Le sol et la litière à la même température

 


« Les sols en terre battue doivent être refaits tous les dix ans et cela nécessite beaucoup de main-d’œuvre. Nous voulions trouver une solution pour faciliter le nettoyage et la préparation des poulaillers lors des vides. » Pas question d’investir dans une dalle bétonnée. C’est d’ailleurs pour lui une aberration. « C’est une masse froide, trop dur à chauffer ! », estime-t-il. « L’enrobé bitumineux est plus isolant que le béton. Il emmagasine la chaleur », poursuit Olivier Thibault, le chef d’élevage. « Il n’y a pas de condensation entre la surface de l’enrobé et la couche inférieure de la litière.

 


C’est une surface qui percole légèrement. Les fuites d’eau mineures sont absorbées. Tout cela contribue à des litières plus sèches. On sollicite moins le chauffage. » Lors du curage, la litière se décolle facilement. « Comme il n’y a pas de condensation, elle reste très friable et ne colmate pas », a-t-il observé. Après le lavage des parois, le fumier est retiré grossièrement à l’aide du télescopique. Les finitions sont faites avec la balayeuse du tracteur puis au balai (une journée). Le bitume n’est pas lavé. La coque et le sol sont ensuite désinfectés.

 


Un enrobé plus lisse, compact et moins poreux

 


En plus du gain sur le confort de travail lors du vide, Olivier Thibault constate d’autres avantages communs au béton : l’absence de ténébrions (qui ne peuvent plus migrer en profondeur), la facilité de réglage du matériel de démarrage (sol plat fait au laser) et la faible consommation de copeau (7 kg/m2 au lieu de 9 kg en dinde et 3kg au lieu de 4,5kg en poulet).

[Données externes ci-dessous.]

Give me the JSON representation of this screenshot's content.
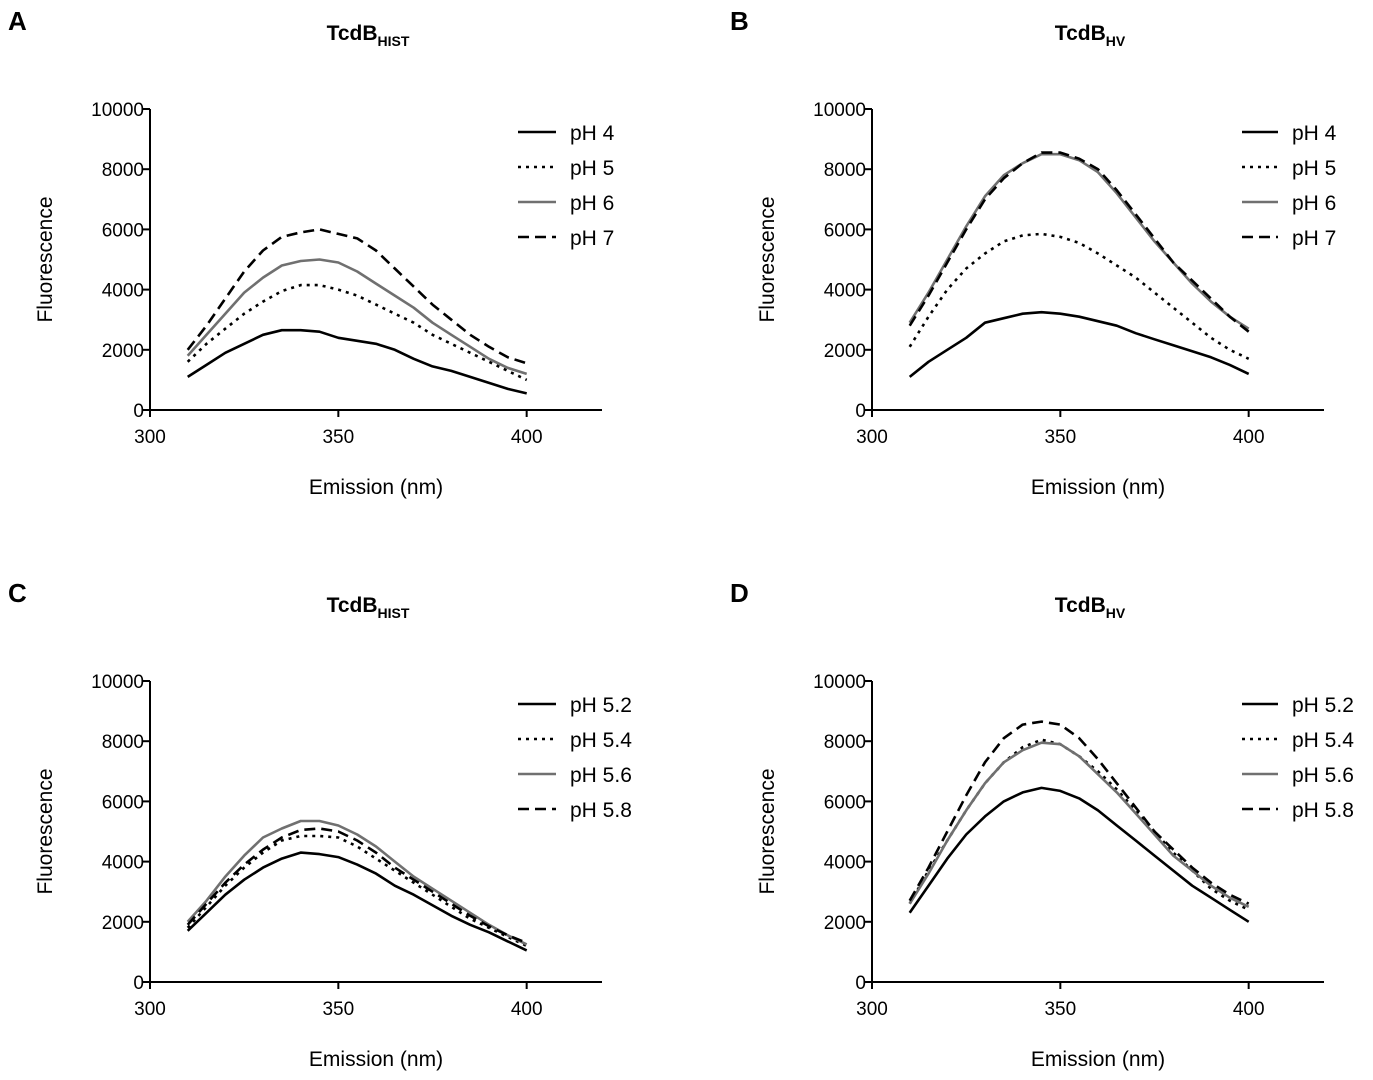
{
  "figure": {
    "panels": [
      "A",
      "B",
      "C",
      "D"
    ]
  },
  "colors": {
    "black": "#000000",
    "gray": "#707070"
  },
  "chart_data": [
    {
      "panel": "A",
      "type": "line",
      "title": "TcdB",
      "title_sub": "HIST",
      "xlabel": "Emission (nm)",
      "ylabel": "Fluorescence",
      "xlim": [
        300,
        420
      ],
      "ylim": [
        0,
        10000
      ],
      "xticks": [
        300,
        350,
        400
      ],
      "yticks": [
        0,
        2000,
        4000,
        6000,
        8000,
        10000
      ],
      "legend_position": "top-right",
      "series": [
        {
          "name": "pH 4",
          "style": "solid",
          "color": "#000000",
          "x": [
            310,
            315,
            320,
            325,
            330,
            335,
            340,
            345,
            350,
            355,
            360,
            365,
            370,
            375,
            380,
            385,
            390,
            395,
            400
          ],
          "values": [
            1100,
            1500,
            1900,
            2200,
            2500,
            2650,
            2650,
            2600,
            2400,
            2300,
            2200,
            2000,
            1700,
            1450,
            1300,
            1100,
            900,
            700,
            550
          ]
        },
        {
          "name": "pH 5",
          "style": "dotted",
          "color": "#000000",
          "x": [
            310,
            315,
            320,
            325,
            330,
            335,
            340,
            345,
            350,
            355,
            360,
            365,
            370,
            375,
            380,
            385,
            390,
            395,
            400
          ],
          "values": [
            1600,
            2200,
            2700,
            3200,
            3600,
            3950,
            4150,
            4150,
            4000,
            3800,
            3500,
            3200,
            2900,
            2500,
            2200,
            1900,
            1600,
            1300,
            1000
          ]
        },
        {
          "name": "pH 6",
          "style": "solid",
          "color": "#707070",
          "x": [
            310,
            315,
            320,
            325,
            330,
            335,
            340,
            345,
            350,
            355,
            360,
            365,
            370,
            375,
            380,
            385,
            390,
            395,
            400
          ],
          "values": [
            1800,
            2500,
            3200,
            3900,
            4400,
            4800,
            4950,
            5000,
            4900,
            4600,
            4200,
            3800,
            3400,
            2900,
            2500,
            2100,
            1700,
            1400,
            1200
          ]
        },
        {
          "name": "pH 7",
          "style": "dashed",
          "color": "#000000",
          "x": [
            310,
            315,
            320,
            325,
            330,
            335,
            340,
            345,
            350,
            355,
            360,
            365,
            370,
            375,
            380,
            385,
            390,
            395,
            400
          ],
          "values": [
            2000,
            2800,
            3700,
            4600,
            5300,
            5750,
            5900,
            6000,
            5850,
            5700,
            5300,
            4700,
            4100,
            3500,
            3000,
            2500,
            2100,
            1750,
            1550
          ]
        }
      ]
    },
    {
      "panel": "B",
      "type": "line",
      "title": "TcdB",
      "title_sub": "HV",
      "xlabel": "Emission (nm)",
      "ylabel": "Fluorescence",
      "xlim": [
        300,
        420
      ],
      "ylim": [
        0,
        10000
      ],
      "xticks": [
        300,
        350,
        400
      ],
      "yticks": [
        0,
        2000,
        4000,
        6000,
        8000,
        10000
      ],
      "legend_position": "top-right",
      "series": [
        {
          "name": "pH 4",
          "style": "solid",
          "color": "#000000",
          "x": [
            310,
            315,
            320,
            325,
            330,
            335,
            340,
            345,
            350,
            355,
            360,
            365,
            370,
            375,
            380,
            385,
            390,
            395,
            400
          ],
          "values": [
            1100,
            1600,
            2000,
            2400,
            2900,
            3050,
            3200,
            3250,
            3200,
            3100,
            2950,
            2800,
            2550,
            2350,
            2150,
            1950,
            1750,
            1500,
            1200
          ]
        },
        {
          "name": "pH 5",
          "style": "dotted",
          "color": "#000000",
          "x": [
            310,
            315,
            320,
            325,
            330,
            335,
            340,
            345,
            350,
            355,
            360,
            365,
            370,
            375,
            380,
            385,
            390,
            395,
            400
          ],
          "values": [
            2100,
            3100,
            4000,
            4700,
            5200,
            5600,
            5800,
            5850,
            5750,
            5550,
            5200,
            4800,
            4400,
            3900,
            3400,
            2900,
            2400,
            2000,
            1700
          ]
        },
        {
          "name": "pH 6",
          "style": "solid",
          "color": "#707070",
          "x": [
            310,
            315,
            320,
            325,
            330,
            335,
            340,
            345,
            350,
            355,
            360,
            365,
            370,
            375,
            380,
            385,
            390,
            395,
            400
          ],
          "values": [
            2900,
            3900,
            5000,
            6100,
            7100,
            7800,
            8200,
            8500,
            8500,
            8300,
            7900,
            7200,
            6400,
            5600,
            4900,
            4200,
            3600,
            3100,
            2700
          ]
        },
        {
          "name": "pH 7",
          "style": "dashed",
          "color": "#000000",
          "x": [
            310,
            315,
            320,
            325,
            330,
            335,
            340,
            345,
            350,
            355,
            360,
            365,
            370,
            375,
            380,
            385,
            390,
            395,
            400
          ],
          "values": [
            2800,
            3800,
            4900,
            6000,
            7000,
            7700,
            8200,
            8550,
            8550,
            8350,
            8000,
            7300,
            6500,
            5700,
            4900,
            4300,
            3700,
            3100,
            2600
          ]
        }
      ]
    },
    {
      "panel": "C",
      "type": "line",
      "title": "TcdB",
      "title_sub": "HIST",
      "xlabel": "Emission (nm)",
      "ylabel": "Fluorescence",
      "xlim": [
        300,
        420
      ],
      "ylim": [
        0,
        10000
      ],
      "xticks": [
        300,
        350,
        400
      ],
      "yticks": [
        0,
        2000,
        4000,
        6000,
        8000,
        10000
      ],
      "legend_position": "top-right",
      "series": [
        {
          "name": "pH 5.2",
          "style": "solid",
          "color": "#000000",
          "x": [
            310,
            315,
            320,
            325,
            330,
            335,
            340,
            345,
            350,
            355,
            360,
            365,
            370,
            375,
            380,
            385,
            390,
            395,
            400
          ],
          "values": [
            1700,
            2300,
            2900,
            3400,
            3800,
            4100,
            4300,
            4250,
            4150,
            3900,
            3600,
            3200,
            2900,
            2550,
            2200,
            1900,
            1650,
            1350,
            1050
          ]
        },
        {
          "name": "pH 5.4",
          "style": "dotted",
          "color": "#000000",
          "x": [
            310,
            315,
            320,
            325,
            330,
            335,
            340,
            345,
            350,
            355,
            360,
            365,
            370,
            375,
            380,
            385,
            390,
            395,
            400
          ],
          "values": [
            1800,
            2500,
            3200,
            3800,
            4300,
            4700,
            4850,
            4850,
            4800,
            4500,
            4100,
            3700,
            3300,
            2900,
            2500,
            2100,
            1800,
            1500,
            1200
          ]
        },
        {
          "name": "pH 5.6",
          "style": "solid",
          "color": "#707070",
          "x": [
            310,
            315,
            320,
            325,
            330,
            335,
            340,
            345,
            350,
            355,
            360,
            365,
            370,
            375,
            380,
            385,
            390,
            395,
            400
          ],
          "values": [
            2000,
            2700,
            3500,
            4200,
            4800,
            5100,
            5350,
            5350,
            5200,
            4900,
            4500,
            4000,
            3500,
            3100,
            2700,
            2300,
            1900,
            1550,
            1250
          ]
        },
        {
          "name": "pH 5.8",
          "style": "dashed",
          "color": "#000000",
          "x": [
            310,
            315,
            320,
            325,
            330,
            335,
            340,
            345,
            350,
            355,
            360,
            365,
            370,
            375,
            380,
            385,
            390,
            395,
            400
          ],
          "values": [
            1900,
            2600,
            3300,
            3900,
            4400,
            4800,
            5050,
            5100,
            5000,
            4700,
            4300,
            3800,
            3400,
            3000,
            2600,
            2200,
            1850,
            1550,
            1300
          ]
        }
      ]
    },
    {
      "panel": "D",
      "type": "line",
      "title": "TcdB",
      "title_sub": "HV",
      "xlabel": "Emission (nm)",
      "ylabel": "Fluorescence",
      "xlim": [
        300,
        420
      ],
      "ylim": [
        0,
        10000
      ],
      "xticks": [
        300,
        350,
        400
      ],
      "yticks": [
        0,
        2000,
        4000,
        6000,
        8000,
        10000
      ],
      "legend_position": "top-right",
      "series": [
        {
          "name": "pH 5.2",
          "style": "solid",
          "color": "#000000",
          "x": [
            310,
            315,
            320,
            325,
            330,
            335,
            340,
            345,
            350,
            355,
            360,
            365,
            370,
            375,
            380,
            385,
            390,
            395,
            400
          ],
          "values": [
            2300,
            3200,
            4100,
            4900,
            5500,
            6000,
            6300,
            6450,
            6350,
            6100,
            5700,
            5200,
            4700,
            4200,
            3700,
            3200,
            2800,
            2400,
            2000
          ]
        },
        {
          "name": "pH 5.4",
          "style": "dotted",
          "color": "#000000",
          "x": [
            310,
            315,
            320,
            325,
            330,
            335,
            340,
            345,
            350,
            355,
            360,
            365,
            370,
            375,
            380,
            385,
            390,
            395,
            400
          ],
          "values": [
            2600,
            3700,
            4700,
            5700,
            6600,
            7300,
            7800,
            8050,
            7900,
            7500,
            7000,
            6400,
            5700,
            5000,
            4300,
            3700,
            3100,
            2700,
            2400
          ]
        },
        {
          "name": "pH 5.6",
          "style": "solid",
          "color": "#707070",
          "x": [
            310,
            315,
            320,
            325,
            330,
            335,
            340,
            345,
            350,
            355,
            360,
            365,
            370,
            375,
            380,
            385,
            390,
            395,
            400
          ],
          "values": [
            2600,
            3600,
            4700,
            5700,
            6600,
            7300,
            7700,
            7950,
            7900,
            7500,
            6900,
            6300,
            5600,
            4900,
            4200,
            3700,
            3200,
            2800,
            2500
          ]
        },
        {
          "name": "pH 5.8",
          "style": "dashed",
          "color": "#000000",
          "x": [
            310,
            315,
            320,
            325,
            330,
            335,
            340,
            345,
            350,
            355,
            360,
            365,
            370,
            375,
            380,
            385,
            390,
            395,
            400
          ],
          "values": [
            2700,
            3800,
            5000,
            6200,
            7300,
            8100,
            8550,
            8650,
            8550,
            8100,
            7400,
            6600,
            5800,
            5000,
            4400,
            3800,
            3300,
            2900,
            2600
          ]
        }
      ]
    }
  ]
}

Il existe différentes qualités d’enrobés comme il y a différentes qualités de sol bétonné. L’exploitation a sollicité une entreprise voisine spécialisée dans les enrobés bitumineux et qui a développé un produit spécifique pour les bâtiments avicoles (voir ci-dessus). « Beaucoup plus compact, Enrovol® est plus imperméable et plus lisse qu’un bitume routier », explique Frédéric Bonneau, de l’entre- prise Charier. Il reste malgré tout plus poreux qu’une dalle bétonnée (à condition qu'elle soit bien lisse). « L’enrobé est moins avantageux que le béton en termes de maîtrise sanitaire car il reste des interstices difficiles à nettoyer, conçoit Olivier Thibault. Mais c’est mieux que de la terre battue ! Il est toujours possible d’ajouter un enduit (goudron) ou une résine pour obtenir un revêtement très lisse mais on perd l’avantage de la légère percolation du bitume. »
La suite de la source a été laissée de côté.